Technisch begabt, klug, führungsstark – aber unauffällig. So beschrieb Efrem Cattelan, der Chef der geheimen Organisation P-26, das Profil der rund 400 Mitglieder. Diese hätten im Kalten Krieg bei einem sowjetischen Angriff den Widerstand der Bevölkerung in der Schweiz aufbauen sollen.
Es ist kaum bekannt, dass auch rund zwei Dutzend Frauen in der klandestinen Organisation tätig waren, die 1990 im Nachgang zur Fichenaffäre aufflog – ein Aspekt, dem der Historiker Titus J. Meier in seinem soeben erschienenen Buch «Widerstandsvorbereitungen für den Besetzungsfall. Die Schweiz im Kalten Krieg» nachgeht.
«In den 1960er-Jahren hatte man sehr viele Frauen, etwa für die Funkausbildung, rekrutiert: Man sagte sich, die Männer würden bei einem Angriff in der Armee Dienst leisten oder gefallen sein, die Frauen aber wären dann noch da.» Eine der Funkerinnen der P-26 war «Tina», eine später enttarnte Kantonsschullehrerin.
Anwerbung im Freundeskreis
Als der Bundesrat 2009 ehemaligen Mitgliedern der geheimen Kaderorganisation erstmals öffentlich für ihren Einsatz dankte, brachen die einen oder anderen ihr Schweigen.
So auch die ehemalige Krankenschwester und Unternehmerin Susanne Günter, die im Schweizer Fernsehen darlegte, wie sie zur Geheimorganisation kam. Sie führte im Kanton Schaffhausen einen Holzbaubetrieb, als sie in den 1980er-Jahren von einem Freund der Familie angeworben wurde.
Sie sagte zu und liess sich unter dem Decknamen «Veronika» zur Kurierchefin ausbilden. Susanne Günter lernte, Koordinaten zu berechnen, mit einem Kompass umzugehen und mit der Pistole zu schiessen.
Bei einer feindlichen Besetzung durch eine ausländische Macht hätte sie als Kurierchefin Meldungen übermitteln, auch Menschen und Material verstecken und transportieren lassen sollen.

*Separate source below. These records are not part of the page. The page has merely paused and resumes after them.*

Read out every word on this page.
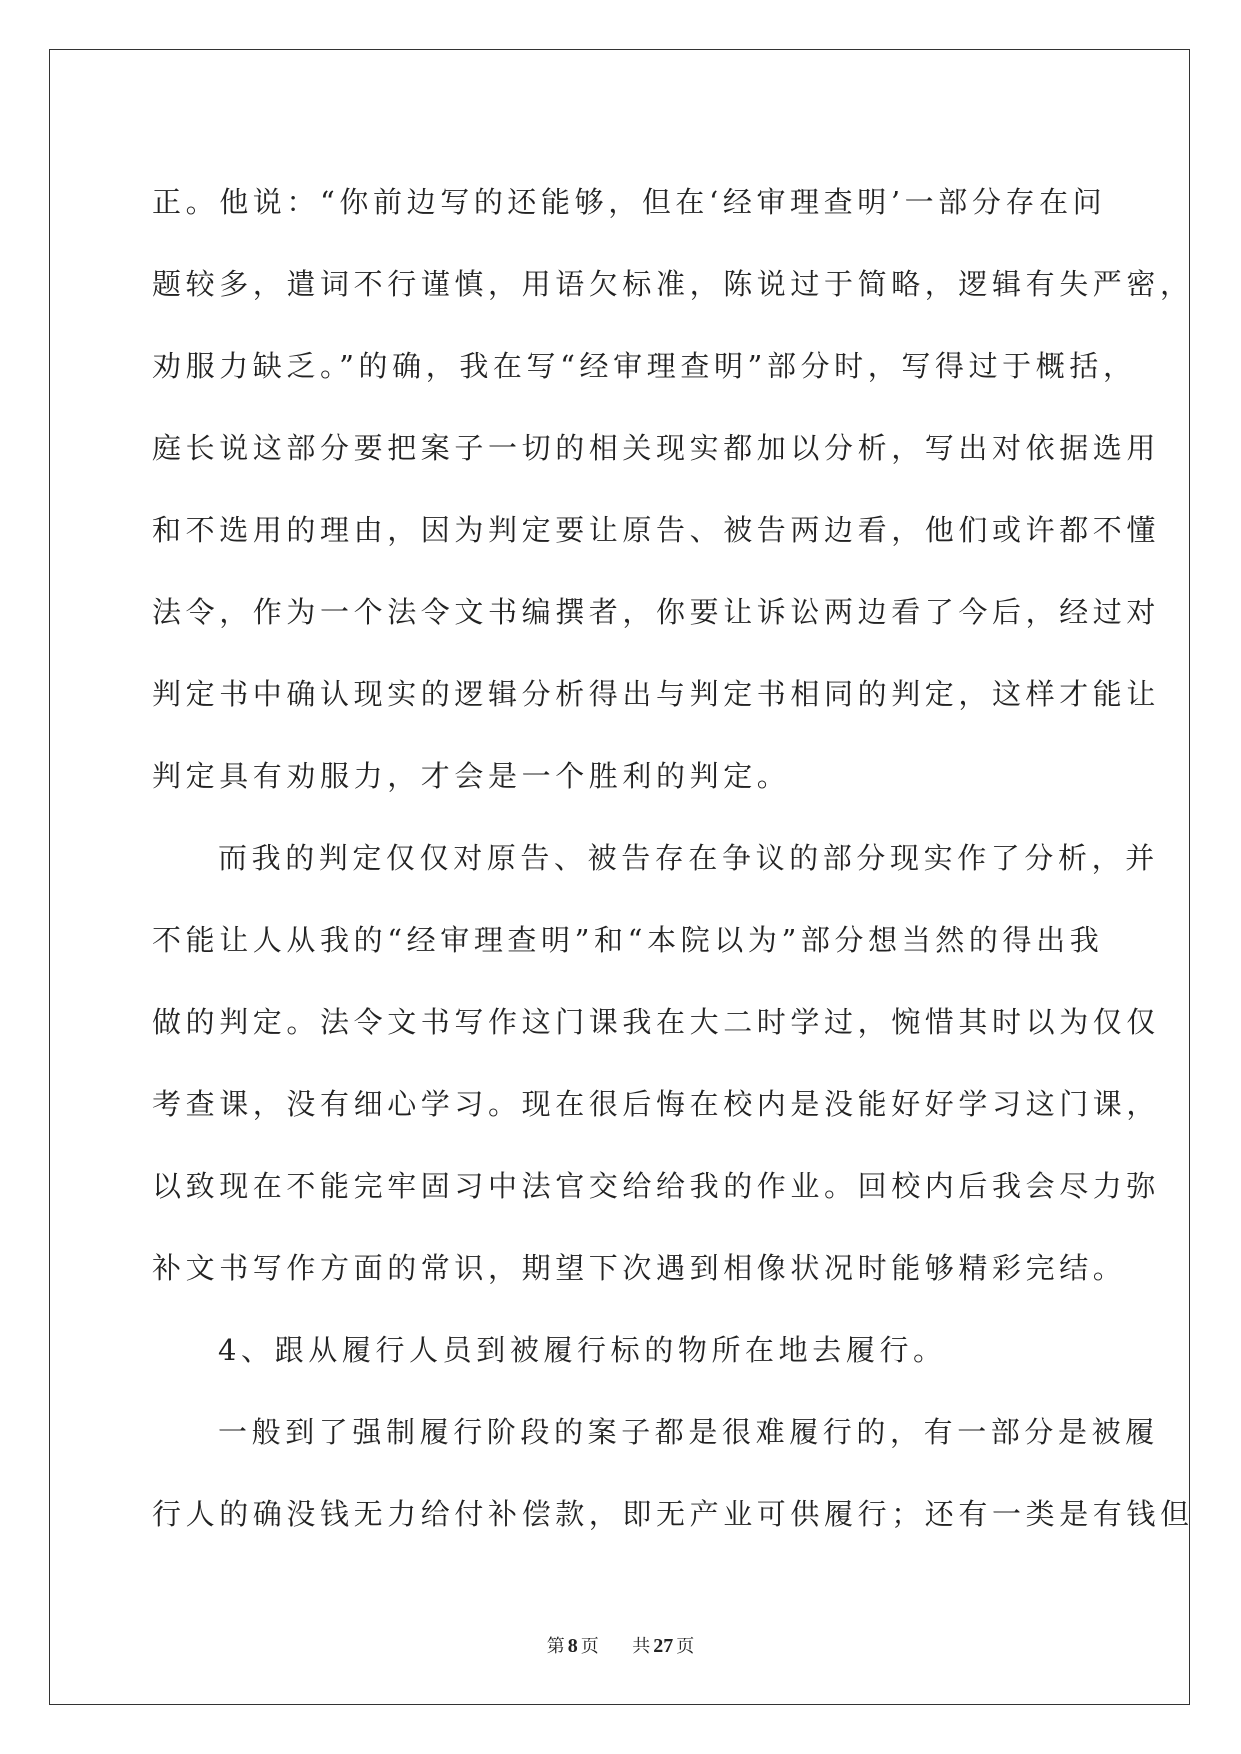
正。他说：“你前边写的还能够，但在‘经审理查明’一部分存在问
题较多，遣词不行谨慎，用语欠标准，陈说过于简略，逻辑有失严密，
劝服力缺乏。”的确，我在写“经审理查明”部分时，写得过于概括，
庭长说这部分要把案子一切的相关现实都加以分析，写出对依据选用
和不选用的理由，因为判定要让原告、被告两边看，他们或许都不懂
法令，作为一个法令文书编撰者，你要让诉讼两边看了今后，经过对
判定书中确认现实的逻辑分析得出与判定书相同的判定，这样才能让
判定具有劝服力，才会是一个胜利的判定。

而我的判定仅仅对原告、被告存在争议的部分现实作了分析，并
不能让人从我的“经审理查明”和“本院以为”部分想当然的得出我
做的判定。法令文书写作这门课我在大二时学过，惋惜其时以为仅仅
考查课，没有细心学习。现在很后悔在校内是没能好好学习这门课，
以致现在不能完牢固习中法官交给给我的作业。回校内后我会尽力弥
补文书写作方面的常识，期望下次遇到相像状况时能够精彩完结。

4、跟从履行人员到被履行标的物所在地去履行。

一般到了强制履行阶段的案子都是很难履行的，有一部分是被履
行人的确没钱无力给付补偿款，即无产业可供履行；还有一类是有钱但

第 8 页 共 27 页
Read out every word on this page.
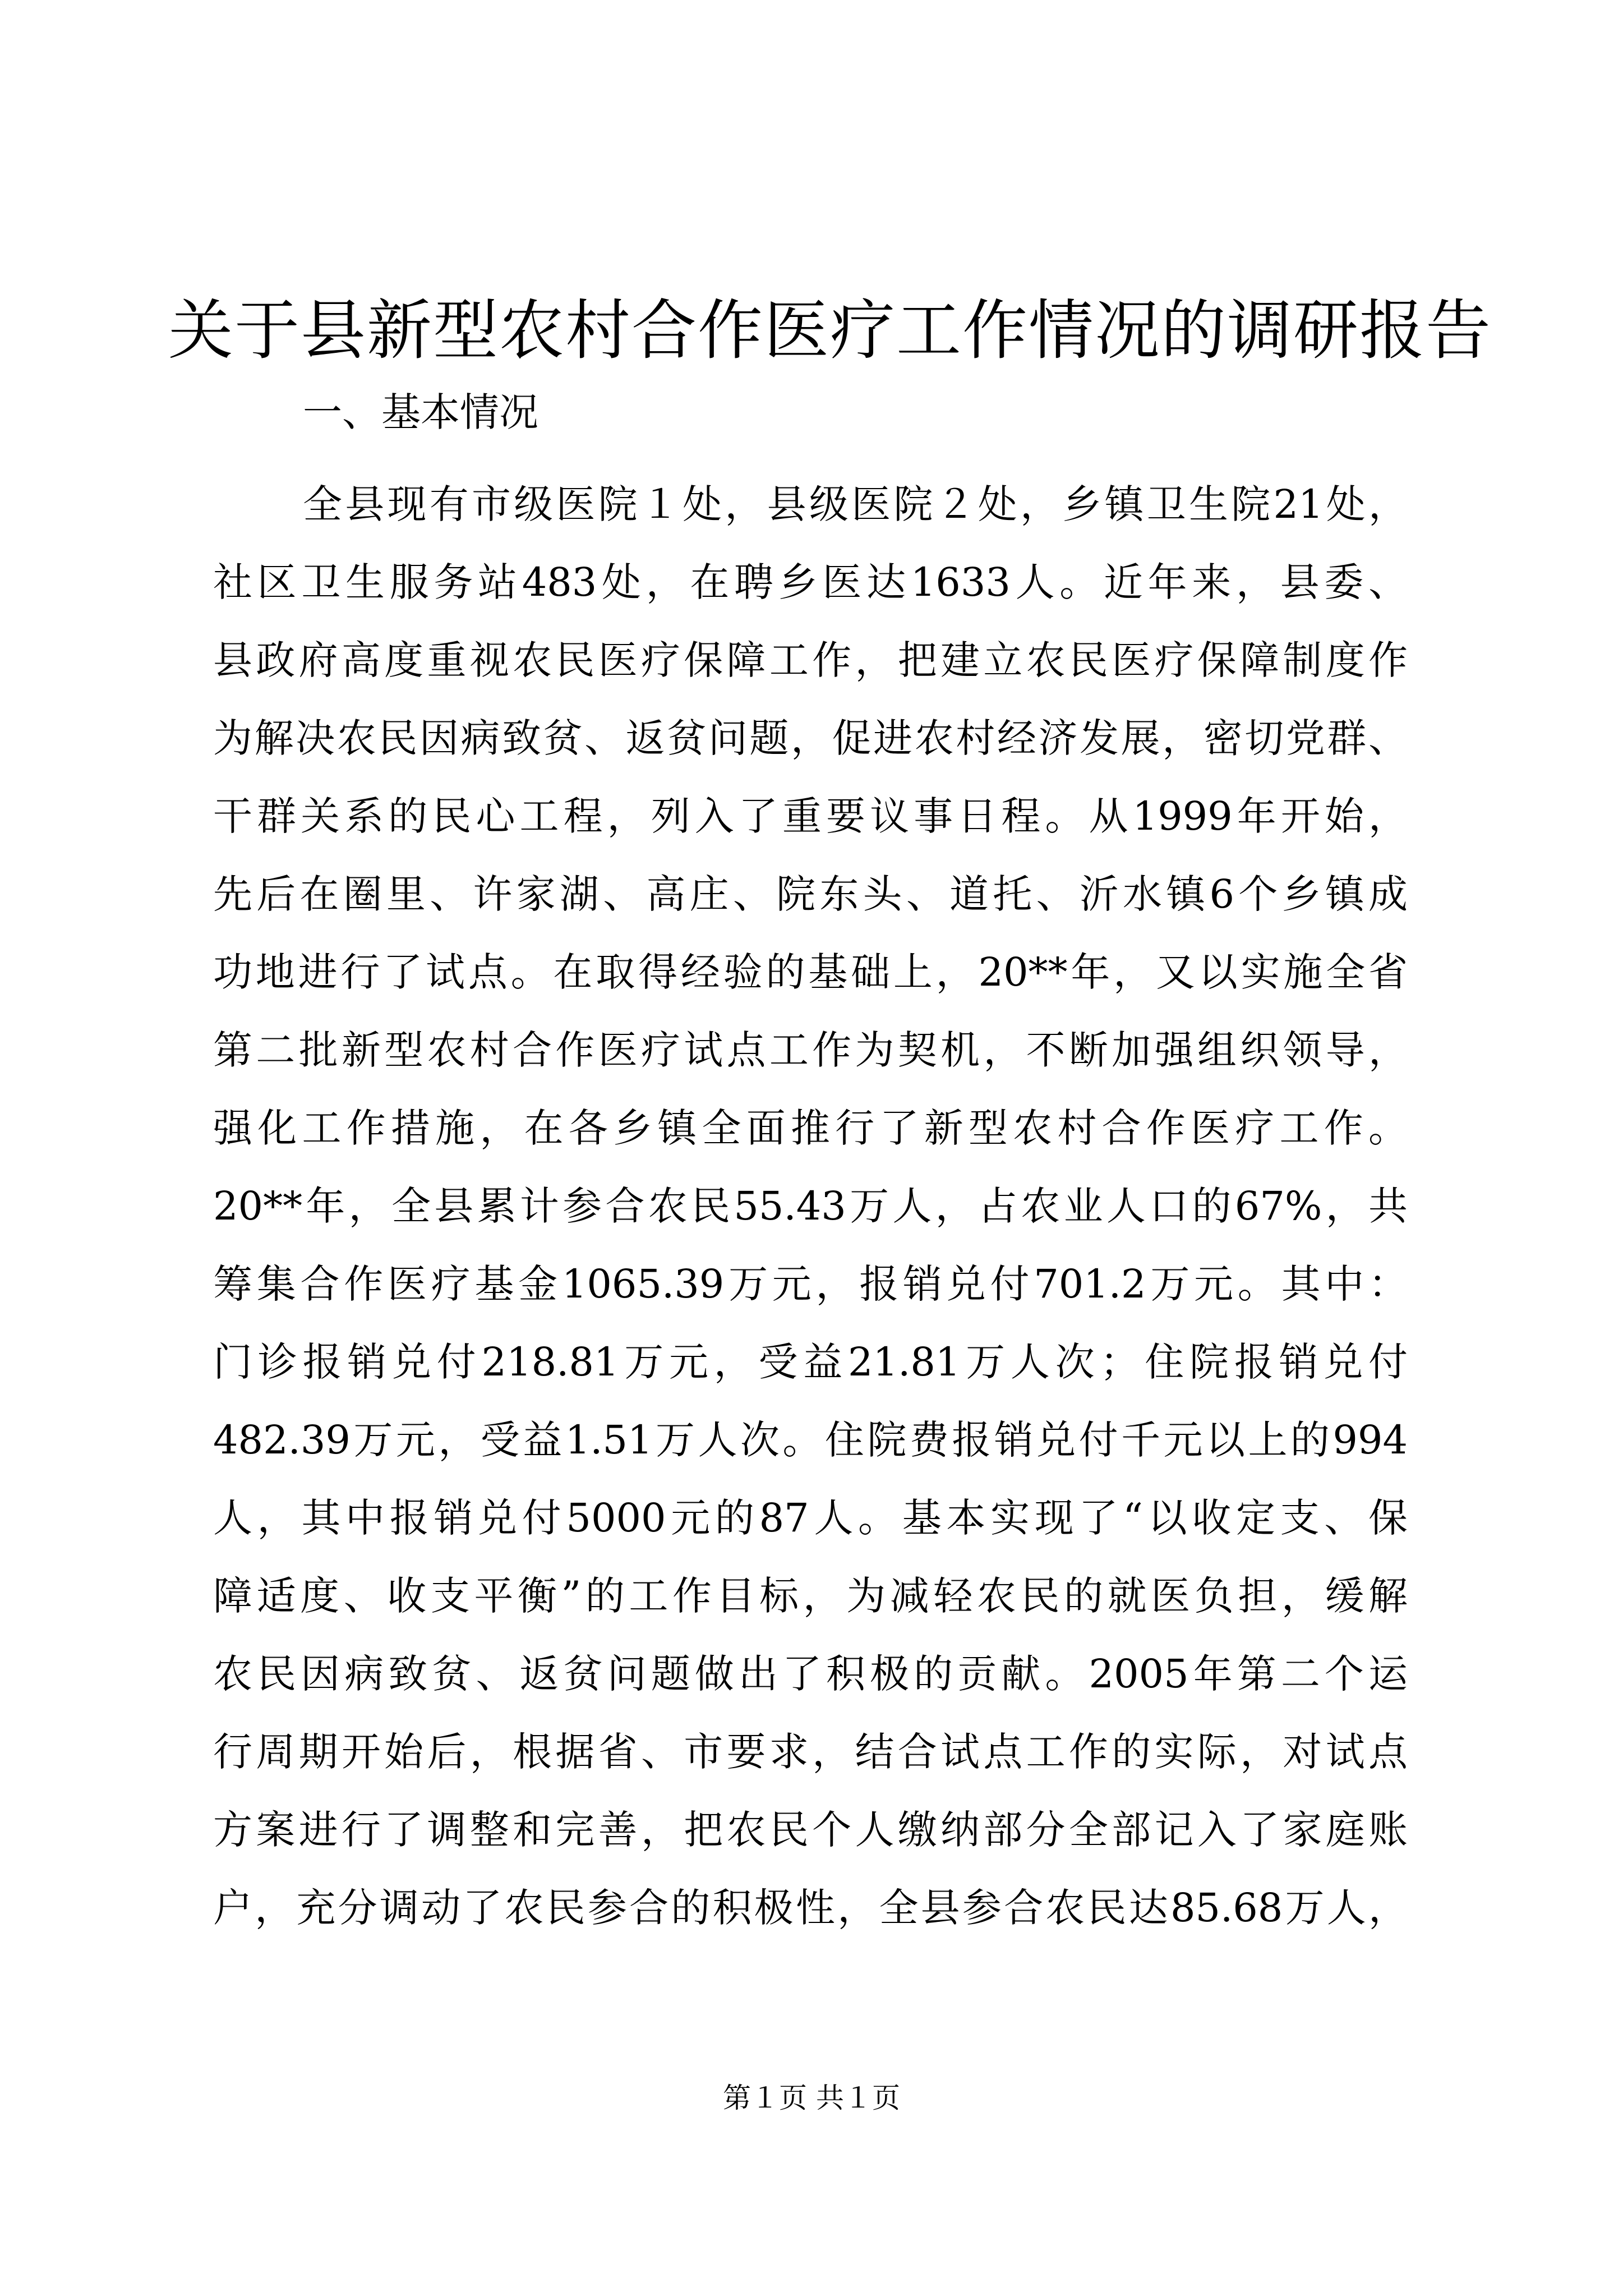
关于县新型农村合作医疗工作情况的调研报告
一、基本情况
全县现有市级医院１处，县级医院２处，乡镇卫生院21处，
社区卫生服务站483处，在聘乡医达1633人。近年来，县委、
县政府高度重视农民医疗保障工作，把建立农民医疗保障制度作
为解决农民因病致贫、返贫问题，促进农村经济发展，密切党群、
干群关系的民心工程，列入了重要议事日程。从1999年开始，
先后在圈里、许家湖、高庄、院东头、道托、沂水镇6个乡镇成
功地进行了试点。在取得经验的基础上，20**年，又以实施全省
第二批新型农村合作医疗试点工作为契机，不断加强组织领导，
强化工作措施，在各乡镇全面推行了新型农村合作医疗工作。
20**年，全县累计参合农民55.43万人，占农业人口的67%，共
筹集合作医疗基金1065.39万元，报销兑付701.2万元。其中：
门诊报销兑付218.81万元，受益21.81万人次；住院报销兑付
482.39万元，受益1.51万人次。住院费报销兑付千元以上的994
人，其中报销兑付5000元的87人。基本实现了“以收定支、保
障适度、收支平衡”的工作目标，为减轻农民的就医负担，缓解
农民因病致贫、返贫问题做出了积极的贡献。2005年第二个运
行周期开始后，根据省、市要求，结合试点工作的实际，对试点
方案进行了调整和完善，把农民个人缴纳部分全部记入了家庭账
户，充分调动了农民参合的积极性，全县参合农民达85.68万人，
第１页 共１页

All dies musste praktisch geübt werden: «Da wurde man in eine Stadt abkommandiert, wohnte in einem Hotel und erhielt eine Aufgabe, zum Beispiel einen toten Briefkasten zu installieren.»
Geheim ist geheim
Ein Problem dabei war, dass Susanne Günter eine Legende erfinden musste, wenn sie zu einem Kurs aufgeboten wurde. Sie gab ihren Angehörigen an, ihre Kenntnisse als Krankenschwester aufzufrischen.
«Niemand hat davon gewusst», sagt Günter. «Man kann ja nicht bei etwas Geheimen, bei einer geheimen Widerstandsorganisation, mitmachen und dies dann der eigenen Familie mitteilen.»
Die P-26 habe eigentlich noch mehr Frauen rekrutieren wollen, sagt der Historiker Titus J. Meier. Doch der Chef der Organisation, Efrem Cattelan, habe damals festgestellt, dass es für Frauen nicht so einfach gewesen sei, zwei oder drei Tage wegzubleiben, ohne den Angehörigen mitzuteilen, wohin sie gingen und was sie vorhatten.
«Ich sah dies nicht als Lüge an»
Doch Susanne Günter sagte im Schweizer Fernsehen, sie habe keine Skrupel gehabt, eine Legende zu erfinden. «Ich sah dies nicht als Lüge an», erklärt sie. «Wenn man für eine gute Sache einsteht und daran glaubt, gehört dies dazu.»
Das ehemalige Mitglied der P-26 ist heute noch überzeugt, dass die Situation für die Schweiz im Kalten Krieg gefährlich war. So sagte sie 2016 gegenüber der Boulevardzeitung «Blick», dass man damals die Bedrohung durch die Sowjetunion immer gespürt habe: «Wenige hundert Kilometer entfernt standen die Panzer. Sie hätten jederzeit losrollen können. Es war eine andere Zeit.»
Für den Historiker Titus J. Meier ist klar, dass die Frauen in der P-26 eine wichtige Rolle spielten. Dabei übernahmen sie alle Aufgaben – mit einer Ausnahme. Bei den Genie-Truppen, die in einer Kriegssituation für bautechnische Arbeiten zuständig waren, blieben die Männer unter sich: «Das war noch in einer Zeit, als die kombattanten Einheiten in der Armee noch nicht für Frauen geöffnet waren.»